The first thing Maira Kalman does as we enter the west-facing room of the Jewish Museum gallery is have us sit on two chairs facing the windows.

“A view of Central Park. What’s better than that? We don’t even need to do anything.”

And with that practical meditation, we are in the world of artist, writer, designer, and Tablet Magazine contributor Maira Kalman, where narratives, small observations, poignant letters, and found objects collide around us. Her new exhibition, Various Illuminations (of a Crazy World), which opens today at the Jewish Museum, displays a smart narrative of her work as an artist and designer, with salon-stacked paintings, textiles, quotations written on walls, and presentations of the seemingly random, sublime objects that she curates within her life. After a year of touring, the exhibit finally found its way home. On this occasion, Maira is nesting in the museum itself, as she plans to attend to a “pop-up store” within the gallery every Friday to sell “egg slicers, cans of mushy peas, bouncing balls from Argentina.”

In fact, she is quite committed to making the Jewish Museum her home during the run; she also tells me about her plans to sweep the streets of New York City in front of the building. “When the broom is not on the wall, that means I’ll be sweeping across the street on Fifth Avenue.”

As I look at her, dumbfounded, she rapidly explains, “This is my thank you to the City.” Huh? “When I did the New York Times column, the year-long blog, one of the pieces was about New York City and the Sanitation Department, and I said if I’m going to contribute to the City, I want to help make it clean and shining. I didn’t know how to do that because I didn’t want to do anything big—I wanted to do something small. Then I ran across somebody and they said you can volunteer to sweep” —here she takes a roaring whoosh of air—“and it took my breath away.”
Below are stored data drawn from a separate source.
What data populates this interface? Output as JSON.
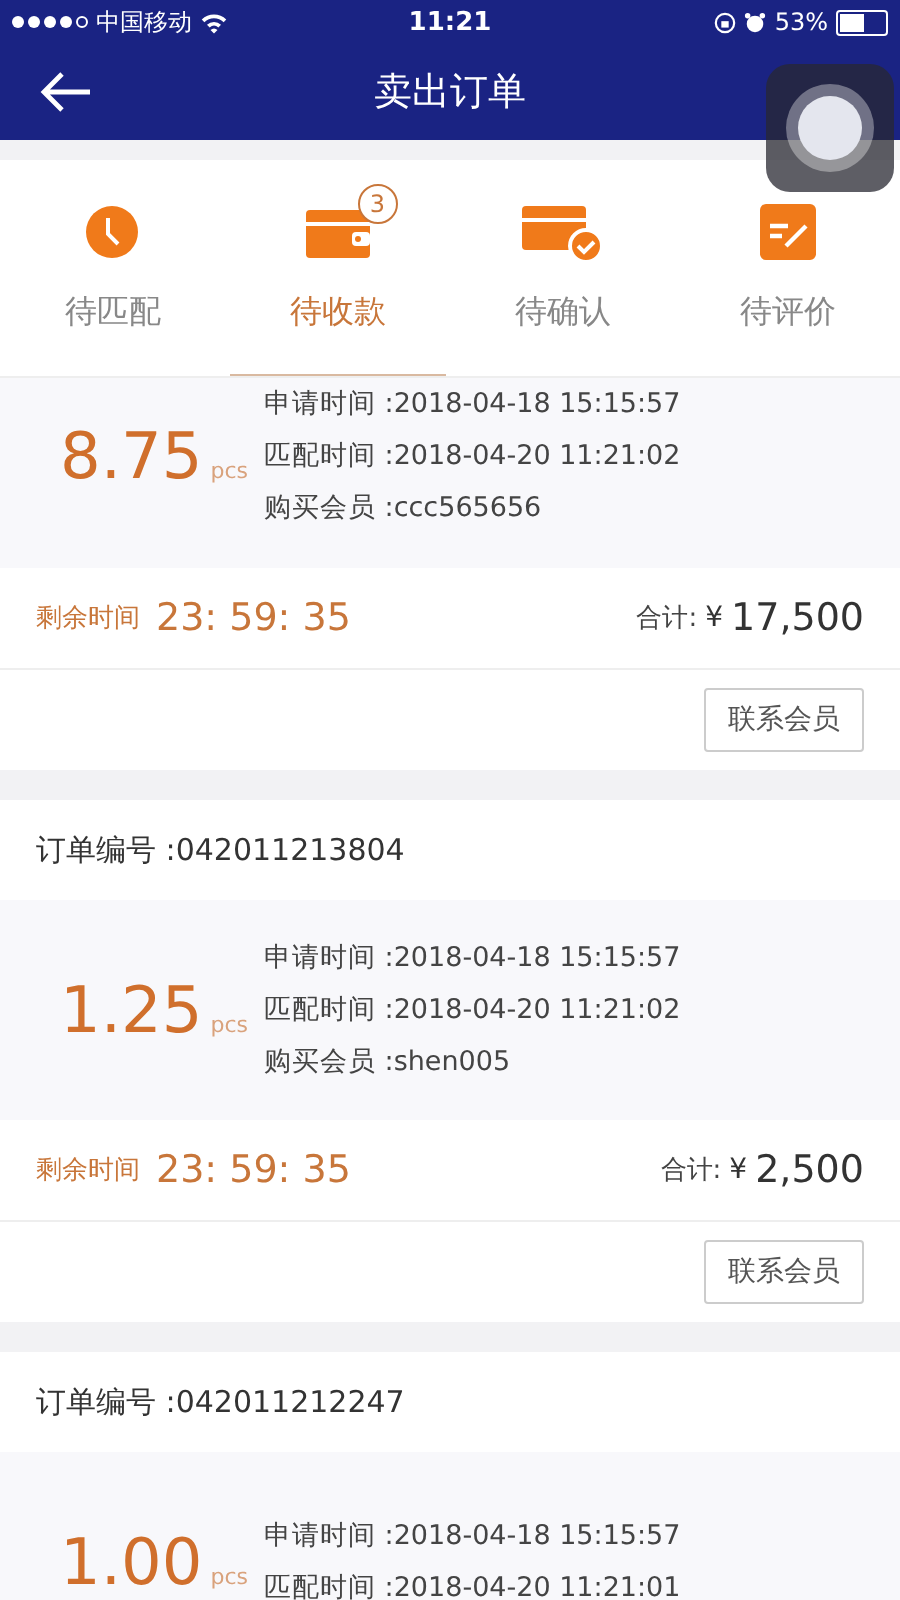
{
  "status_bar": {
    "carrier": "中国移动",
    "time": "11:21",
    "battery": "53%"
  },
  "nav": {
    "title": "卖出订单"
  },
  "tabs": [
    {
      "label": "待匹配",
      "kind": "clock",
      "selected": false
    },
    {
      "label": "待收款",
      "kind": "wallet",
      "badge": "3",
      "selected": true
    },
    {
      "label": "待确认",
      "kind": "card",
      "selected": false
    },
    {
      "label": "待评价",
      "kind": "review",
      "selected": false
    }
  ],
  "orders": [
    {
      "quantity": "8.75",
      "unit": "pcs",
      "details": [
        "申请时间 :2018-04-18 15:15:57",
        "匹配时间 :2018-04-20 11:21:02",
        "购买会员 :ccc565656"
      ],
      "remaining_label": "剩余时间",
      "remaining": "23: 59: 35",
      "total_label": "合计:",
      "currency": "¥",
      "total": "17,500",
      "button": "联系会员"
    },
    {
      "order_no": "订单编号 :042011213804",
      "quantity": "1.25",
      "unit": "pcs",
      "details": [
        "申请时间 :2018-04-18 15:15:57",
        "匹配时间 :2018-04-20 11:21:02",
        "购买会员 :shen005"
      ],
      "remaining_label": "剩余时间",
      "remaining": "23: 59: 35",
      "total_label": "合计:",
      "currency": "¥",
      "total": "2,500",
      "button": "联系会员"
    },
    {
      "order_no": "订单编号 :042011212247",
      "quantity": "1.00",
      "unit": "pcs",
      "details": [
        "申请时间 :2018-04-18 15:15:57",
        "匹配时间 :2018-04-20 11:21:01"
      ]
    }
  ]
}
“The notion that a person can just get a broom and sweep and help keep their city clear is really satisfying and inspiring,” she adds. “People are so grateful; they come by and are very amazed and delighted… Now, I brought my own broom from Italy. I thought I needed a little bit of a fancier broom. “

While this aspect of Maira can sound quaint and charmingly eccentric, taking a tour of her work lets you see her observing both life and death. One painting depicts Max, her beloved children’s book character, and the subsequent painting is a portrait of her late husband, Tibor Kalman, completed the year before he succumbed to cancer. Once seen in sequence, you realize Tibor’s face is Max’s, and now these Technicolor gouache paintings begin to carry the full weight of tragedy yet to arrive. The portraits of a young Nabokov; a library bombed-out by the London Blitz; a quote from Freud’s famous retort on the condition of America (“a giant mistake”); they all gleam on the walls. The feeling is as if your beloved aunt asked you to sit on the porch with her and watch two trucks collide.

Suddenly, Maira looks out the window and spies a woman in a purple coat near the reservoir, slowly plodding along with her pooch, and begins to narrate her journey. “This,” she realizes, “is going to be my spot for the next five months.”

Len Small is Tablet Magazine’s art director.